Ah, you mean good old heartburn! Used to be you drank a glass of milk and slept upright. Now you have to take a pill and, if it gets really bad, you get a prescription strength one. I got rid of heartburn by losing weight, but there’s probably a pill for that too.
I have a sister in law that desperately needs that Despondex. She’s so damn perky I want to punch her. Thanks for my Monday morning laugh. I’ve stopped taking anything but my little bitty thyroid pill and I think I feel much better.
Funny, I have a SIL like that too – and I wouldn’t mind taking a poke at her either!
Can’t agree with you there, Tessa, and neither does some good science. In a flu pandemic the number who die is not miniscule, nor is it necessarily the infirm and the old. The flu pandemic of 1918 killed at least twice as many people who died in that great carnage the First World War. The death rate was highest amongst teenagers and young adults (I think I am right in remembering that bird flu has a similar pattern). The cost benefits of max vaccination can be carefully worked out. In the UK, where we also have universal health care the vaccine is available free to the elderly and people in certain high risk groups. I think it is a good policy.

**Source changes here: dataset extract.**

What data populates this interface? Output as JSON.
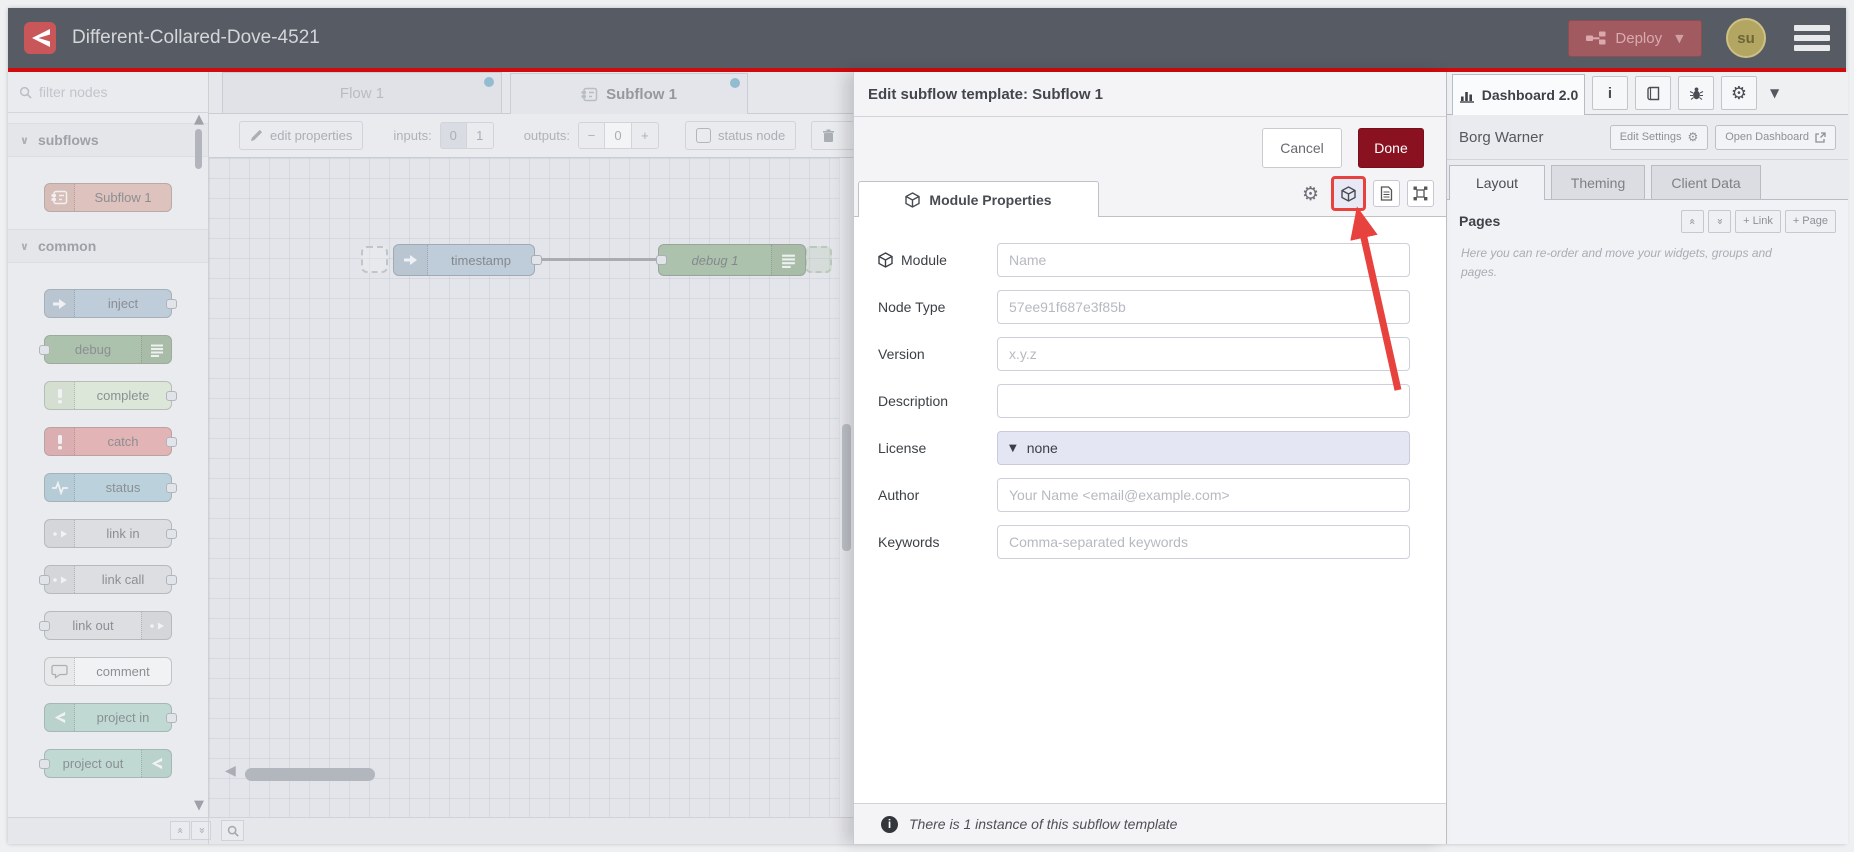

Don’t get me wrong, Duchess. I’m not saying that the death toll of a pandemic would be minuscule, I know that the Spanish Flu wiped out as many as 100 million people. And that it was unusual in that, unlike any other influenza outbreaks, it seemed to target mostly younger people. There have been three flu pandemics in the past three centuries, of which the 1918 pandemic was by far the worst. But I also know that every year, localised epidemics of the flu kill a few hundred people worldwide, mostly the elderly and those with compromised immune systems – which is not a lot in the scheme of things.
From what I’ve read, there are two epidemiologists who are predicting that the next pandemic is imminent and bird flu looks like the most likely culprit, because a high percentage of those who contract it die. But so far, there has been no human to human transmission and the yearly flu dose concoctions are not related to bird flu at all. From what I’ve read, there is no way to synthesize a vaccination against human to human bird flu until it actually happens.
sorry, dodgy grammar. But I hope it is clear that I meant to say that at least twice as many people died of the flu in 1918 than were killed in the Great War.
I got your drift, Duchess!
yeah, one boss I had seemed to think ‘FREE’ yearly flu jabs were the equivalent of a pay rise, the favour he thought he was doing us, Then the Head of Security promptly came down with the full blown version and was off work for a month shortly afterwards! I always refrained from claiming mine as I’m kind of fond of my immune system.
The Onion is indeed hysterically funny – there is just nothing to add to that clip – it encapsulates its subject so nail-on-head.
Being blessed with a strong immune system, I don’t like tampering with it either! Seems like you’ve worked for a few jerks over the years, Laura!
I know it’s a tough call but I think Big Pharma’s biggest sin will turn out to be psychotropic drugs. There’s a guy named Bruce E. Levine who writes on this topic, sometimes at Huffington, and what he writes, makes me, want a Despondex.